A técnico-ciência sustenta cada vez mais qualificada o conhecimento e a reabilitação da saúde do ser humano. Entretanto, cada benefício possibilitado pela Medicina, devidamente validado, não pode eliminar alguma chance de malefício – nunca (inexiste iatrogenia zero em potencial). Uma vacina, um fármaco dito preventivo, um procedimento que evita um evento grave podem provocar algum tipo de dano com variada repercussão sobre a qualidade de vida e sobrevida. O mesmo deve ser dito, de forma até mais ampliada, para a terapêutica em geral. Inovações que trazem ineditismos de benefícios associam-se a adversidades intrínsecas e com influências de uma curva de aprendizado. É contexto onde a restituição do bem-estar pode ficar ultra-dependente da tecnologia em suas variantes farmacológicas, de artefatos e de comunicação.

A beira do leito não é uma Utopia, longe disso, mas quem a frequenta profissionalmente com respeito à ética contemporânea ganha experiência para reafirmar a consideração de Morus aplicável ao paciente sobre o respeito à liberdade de expressão e à desobrigação de fazer o que não quer, o que não pode e o que não deve. O ponto de equilíbrio contemporâneo responde pelo nome de consentimento livre e esclarecido que conecta verdades técnico-científicas e valores da pessoa.
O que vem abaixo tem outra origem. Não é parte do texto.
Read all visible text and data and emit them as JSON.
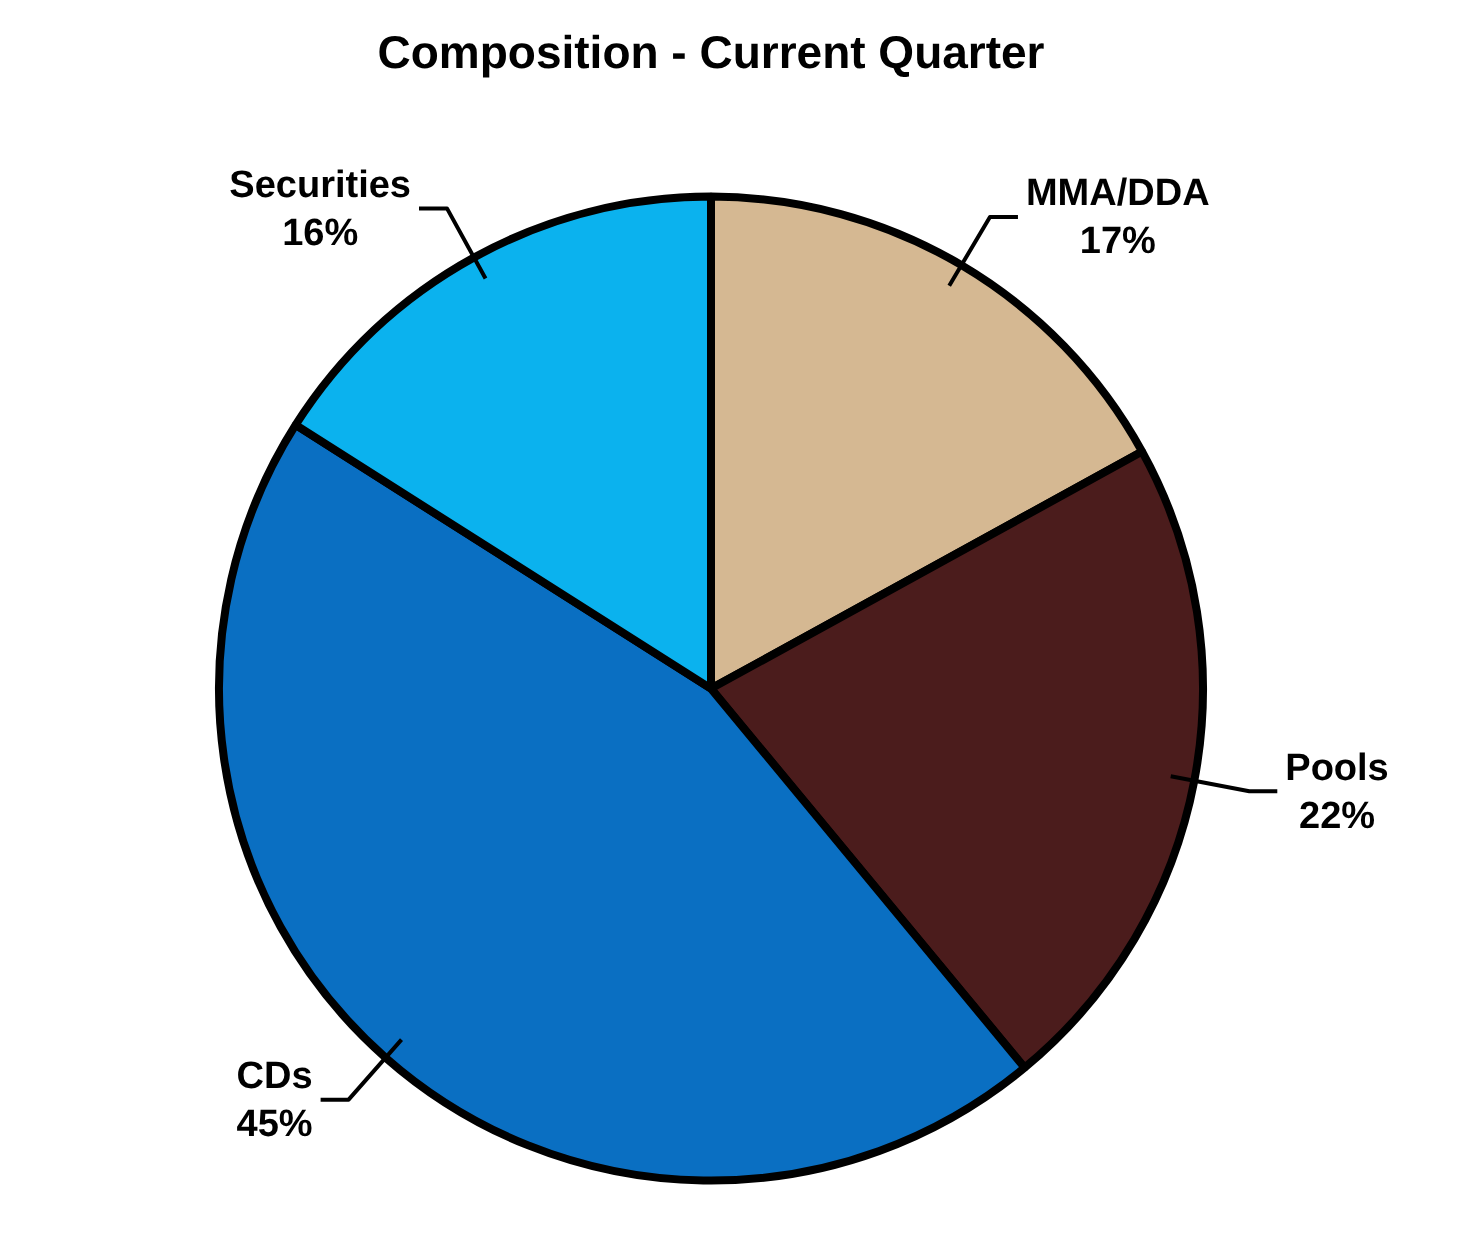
{
  "chart_data": {
    "type": "pie",
    "title": "Composition - Current Quarter",
    "categories": [
      "MMA/DDA",
      "Pools",
      "CDs",
      "Securities"
    ],
    "values": [
      17,
      22,
      45,
      16
    ],
    "value_labels": [
      "17%",
      "22%",
      "45%",
      "16%"
    ],
    "colors": [
      "#d5b892",
      "#4b1c1c",
      "#0a6fc2",
      "#0bb2ee"
    ]
  }
}
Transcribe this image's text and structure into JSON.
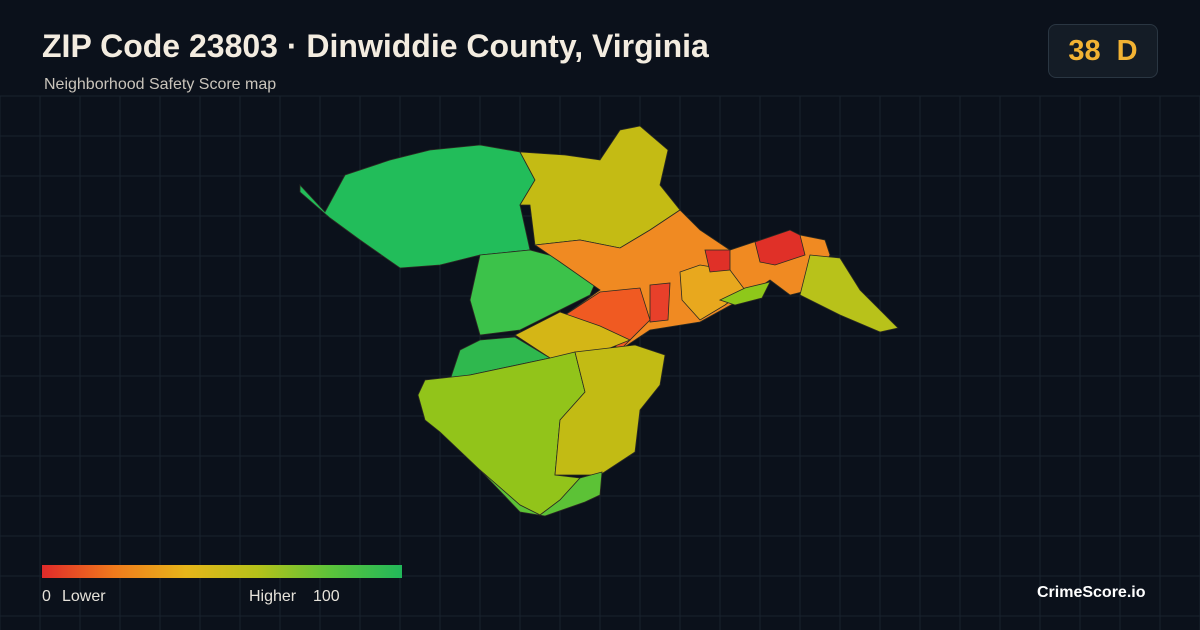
{
  "header": {
    "title": "ZIP Code 23803 · Dinwiddie County, Virginia",
    "subtitle": "Neighborhood Safety Score map"
  },
  "score": {
    "value": "38",
    "grade": "D"
  },
  "legend": {
    "min": "0",
    "min_label": "Lower",
    "max_label": "Higher",
    "max": "100"
  },
  "brand": "CrimeScore.io"
}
Admitindo uma perfeita eticidade, é admissível a possibilidade de contraposições entre a recomendação do médico e o entendimento do paciente. Propor segundo o estado da arte não pressupõe aceitação inquestionável, por mais que as premissas possam ser melhores do que a realidade presente. Aspecto relevante é que o entendimento de dano- quer qualitativo quer quantitativo- e que pode colidir com o valor da serventia para o futuro, varia de pessoa para pessoa, especialmente entre uma visão profissional e uma visão leiga. A bula de medicamento ilustra bem.

Por isso, a Bioética da Beira do leito entende que o respeito ao princípio da autonomia aplicado de modo burocrático,em função essencialmente pela carência de tempo ao acolhimento, é insuficiente em muitos casos onde há divergências entre a orientação do médico e a percepção pelo paciente. A liberdade de expressão e a desobrigação de fazer o que não quer, o que não pode e o que não deve podem necessitar de maior tempo de maturação pela grande diversidade da condição humana, vale dizer de sua reação a novidades que supõem sofrimentos.

O patrimônio da Medicina deve estar à disposição da sociedade, um amparo para todos, embalada numa visão otimista de futuro- vale dizer bom prognóstico/boa qualidade de vida- e ao mesmo tempo equilibrar o progresso com o respeito a valores, objetivos, desejos e preferências do paciente. Há um ideal  de qualidade de vida que não deve ser inferior às realidades presentes, um ajuste ao dogmatismo (verdade) e ao profetismo (valor- será um bem).